El eje del trabajo premiado fue la gestión de la huella de carbono de los productos. En ese marco, la compañía estableció un sistema integral de gestión del carbono que abarca todo el ciclo de vida de los productos y se ajusta tanto a normas chinas como europeas. Ese enfoque apunta a ordenar la medición de emisiones asociadas a bienes y procesos, desde su desarrollo hasta su uso y suministro.
Entre los hitos mencionados figura un acuerdo de reconocimiento mutuo con BASF en materia de cálculo de la huella de carbono. Sinopec señaló que fue la primera en alcanzar este tipo de entendimiento y que el esquema busca servir como un modelo replicable para la colaboración ecológica transfronteriza, con foco en metodologías comparables entre actores de distintas regiones.
La agenda también incluyó iniciativas vinculadas al suministro de energía ecológica, la investigación y desarrollo en tecnologías bajas en carbono y la evaluación de emisiones de carbono en la cadena de suministro. Estas acciones se alinean con los objetivos de “doble carbono” de China y se presentan como un referente práctico para la aplicación de criterios ESG en el sector energético y químico a nivel mundial.

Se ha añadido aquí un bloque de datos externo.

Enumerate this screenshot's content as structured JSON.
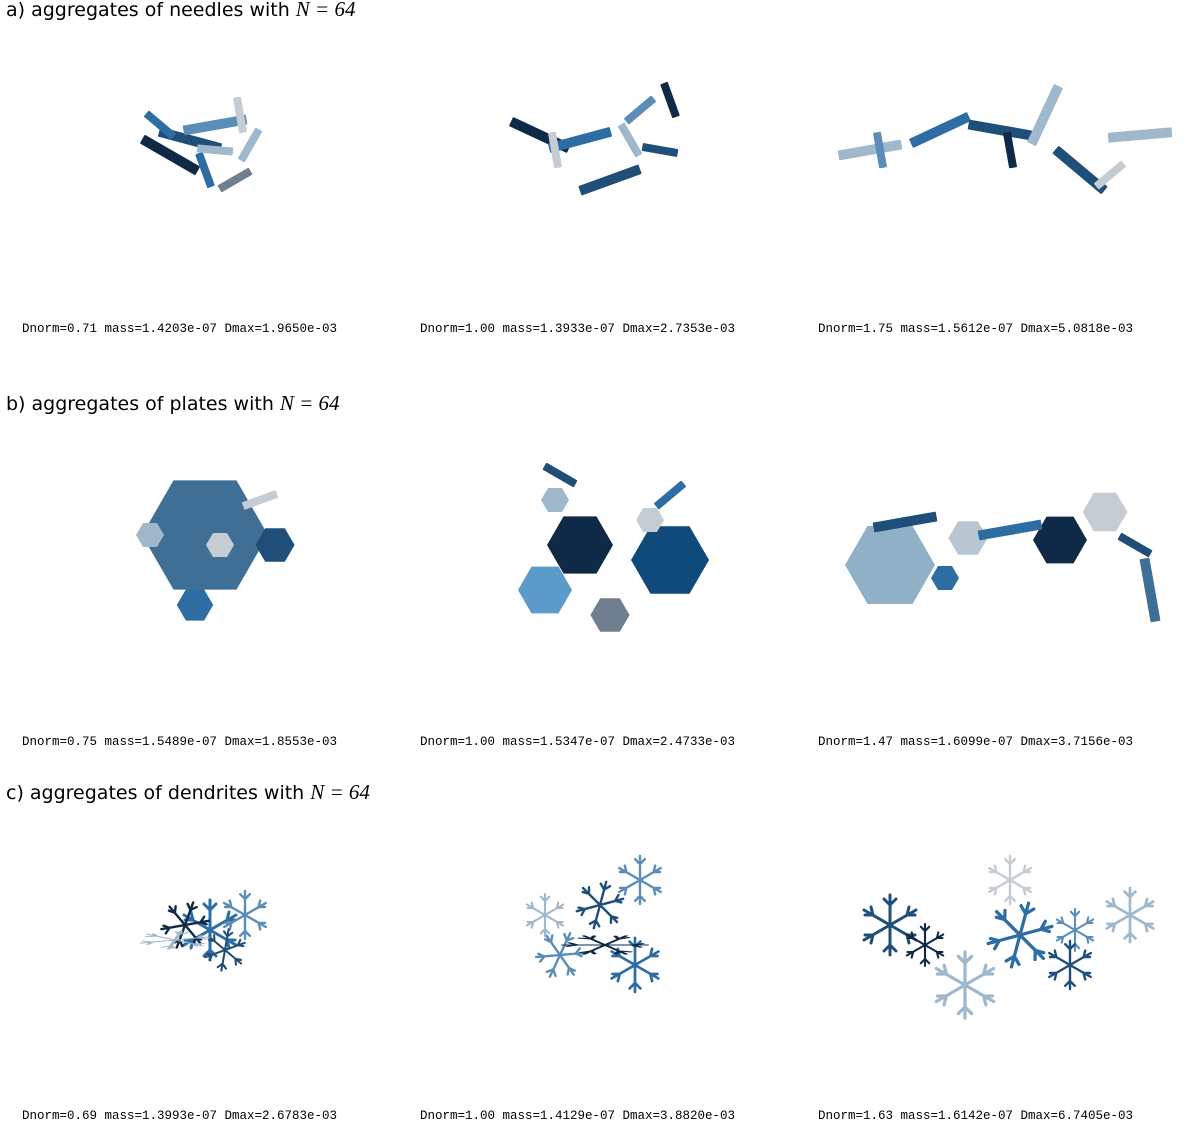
{
  "sections": [
    {
      "label": "a) aggregates of needles with",
      "math": "N = 64",
      "panels": [
        {
          "caption": "Dnorm=0.71 mass=1.4203e-07 Dmax=1.9650e-03"
        },
        {
          "caption": "Dnorm=1.00 mass=1.3933e-07 Dmax=2.7353e-03"
        },
        {
          "caption": "Dnorm=1.75 mass=1.5612e-07 Dmax=5.0818e-03"
        }
      ]
    },
    {
      "label": "b) aggregates of plates with",
      "math": "N = 64",
      "panels": [
        {
          "caption": "Dnorm=0.75 mass=1.5489e-07 Dmax=1.8553e-03"
        },
        {
          "caption": "Dnorm=1.00 mass=1.5347e-07 Dmax=2.4733e-03"
        },
        {
          "caption": "Dnorm=1.47 mass=1.6099e-07 Dmax=3.7156e-03"
        }
      ]
    },
    {
      "label": "c) aggregates of dendrites with",
      "math": "N = 64",
      "panels": [
        {
          "caption": "Dnorm=0.69 mass=1.3993e-07 Dmax=2.6783e-03"
        },
        {
          "caption": "Dnorm=1.00 mass=1.4129e-07 Dmax=3.8820e-03"
        },
        {
          "caption": "Dnorm=1.63 mass=1.6142e-07 Dmax=6.7405e-03"
        }
      ]
    }
  ]
}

Durante la conferencia, un representante de Sinopec pronunció un discurso magistral titulado Cleaner Energy, Better Life: Deepening China-Europe Green Cooperation for a Low-Carbon Energy Future. Allí sostuvo que “el desarrollo ecológico y con bajas emisiones de carbono es un objetivo común de toda la humanidad” y que China y Europa “cuentan con un enorme potencial de cooperación en este ámbito”.

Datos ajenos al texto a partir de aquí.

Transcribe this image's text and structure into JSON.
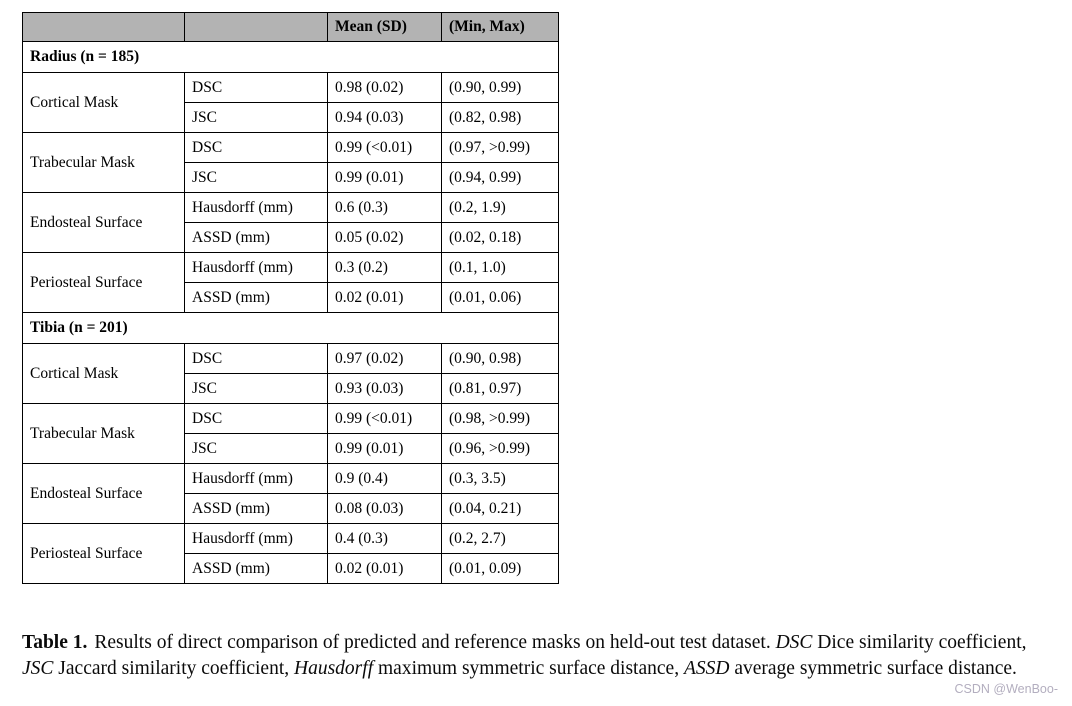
{
  "table": {
    "header": {
      "col1": "",
      "col2": "",
      "mean_sd": "Mean (SD)",
      "min_max": "(Min, Max)"
    },
    "sections": [
      {
        "title": "Radius (n = 185)",
        "groups": [
          {
            "name": "Cortical Mask",
            "rows": [
              {
                "metric": "DSC",
                "mean_sd": "0.98 (0.02)",
                "min_max": "(0.90, 0.99)"
              },
              {
                "metric": "JSC",
                "mean_sd": "0.94 (0.03)",
                "min_max": "(0.82, 0.98)"
              }
            ]
          },
          {
            "name": "Trabecular Mask",
            "rows": [
              {
                "metric": "DSC",
                "mean_sd": "0.99 (<0.01)",
                "min_max": "(0.97, >0.99)"
              },
              {
                "metric": "JSC",
                "mean_sd": "0.99 (0.01)",
                "min_max": "(0.94, 0.99)"
              }
            ]
          },
          {
            "name": "Endosteal Surface",
            "rows": [
              {
                "metric": "Hausdorff (mm)",
                "mean_sd": "0.6 (0.3)",
                "min_max": "(0.2, 1.9)"
              },
              {
                "metric": "ASSD (mm)",
                "mean_sd": "0.05 (0.02)",
                "min_max": "(0.02, 0.18)"
              }
            ]
          },
          {
            "name": "Periosteal Surface",
            "rows": [
              {
                "metric": "Hausdorff (mm)",
                "mean_sd": "0.3 (0.2)",
                "min_max": "(0.1, 1.0)"
              },
              {
                "metric": "ASSD (mm)",
                "mean_sd": "0.02 (0.01)",
                "min_max": "(0.01, 0.06)"
              }
            ]
          }
        ]
      },
      {
        "title": "Tibia (n = 201)",
        "groups": [
          {
            "name": "Cortical Mask",
            "rows": [
              {
                "metric": "DSC",
                "mean_sd": "0.97 (0.02)",
                "min_max": "(0.90, 0.98)"
              },
              {
                "metric": "JSC",
                "mean_sd": "0.93 (0.03)",
                "min_max": "(0.81, 0.97)"
              }
            ]
          },
          {
            "name": "Trabecular Mask",
            "rows": [
              {
                "metric": "DSC",
                "mean_sd": "0.99 (<0.01)",
                "min_max": "(0.98, >0.99)"
              },
              {
                "metric": "JSC",
                "mean_sd": "0.99 (0.01)",
                "min_max": "(0.96, >0.99)"
              }
            ]
          },
          {
            "name": "Endosteal Surface",
            "rows": [
              {
                "metric": "Hausdorff (mm)",
                "mean_sd": "0.9 (0.4)",
                "min_max": "(0.3, 3.5)"
              },
              {
                "metric": "ASSD (mm)",
                "mean_sd": "0.08 (0.03)",
                "min_max": "(0.04, 0.21)"
              }
            ]
          },
          {
            "name": "Periosteal Surface",
            "rows": [
              {
                "metric": "Hausdorff (mm)",
                "mean_sd": "0.4 (0.3)",
                "min_max": "(0.2, 2.7)"
              },
              {
                "metric": "ASSD (mm)",
                "mean_sd": "0.02 (0.01)",
                "min_max": "(0.01, 0.09)"
              }
            ]
          }
        ]
      }
    ]
  },
  "caption": {
    "label": "Table 1.",
    "text_1": "Results of direct comparison of predicted and reference masks on held-out test dataset. ",
    "abbr_1": "DSC",
    "text_2": " Dice similarity coefficient, ",
    "abbr_2": "JSC",
    "text_3": " Jaccard similarity coefficient, ",
    "abbr_3": "Hausdorff",
    "text_4": " maximum symmetric surface distance, ",
    "abbr_4": "ASSD",
    "text_5": " average symmetric surface distance."
  },
  "watermark": {
    "text": "CSDN @WenBoo-"
  },
  "colors": {
    "page_bg": "#ffffff",
    "header_bg": "#b3b3b3",
    "border": "#000000",
    "text": "#000000",
    "watermark": "#b3aebf"
  }
}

En esa misma presentación, la compañía enmarcó “Energía más limpia, vida mejor” como guía de su desarrollo ecológico y de bajas emisiones de carbono y como “su compromiso solemne con el mundo”.
En línea con sus metas de “doble carbono”, Sinopec convirtió la gestión de la huella de carbono de sus productos en un pilar estratégico de su agenda ESG y planteó que impulsará la armonización con normas internacionales para mejorar su competitividad a nivel mundial. También creó un marco integral de gestión de emisiones de carbono basado en gobernanza al más alto nivel, cobertura de todo el ciclo de vida y armonización integrada con sistemas nacionales e internacionales.
Como parte de ese despliegue, la empresa integró requisitos de bajas emisiones de carbono en todos sus procesos de contratación pública, lo que amplía la gestión de huella de carbono desde sus operaciones internas hasta toda la cadena industrial y promueve mejoras ecológicas en su cadena de suministro.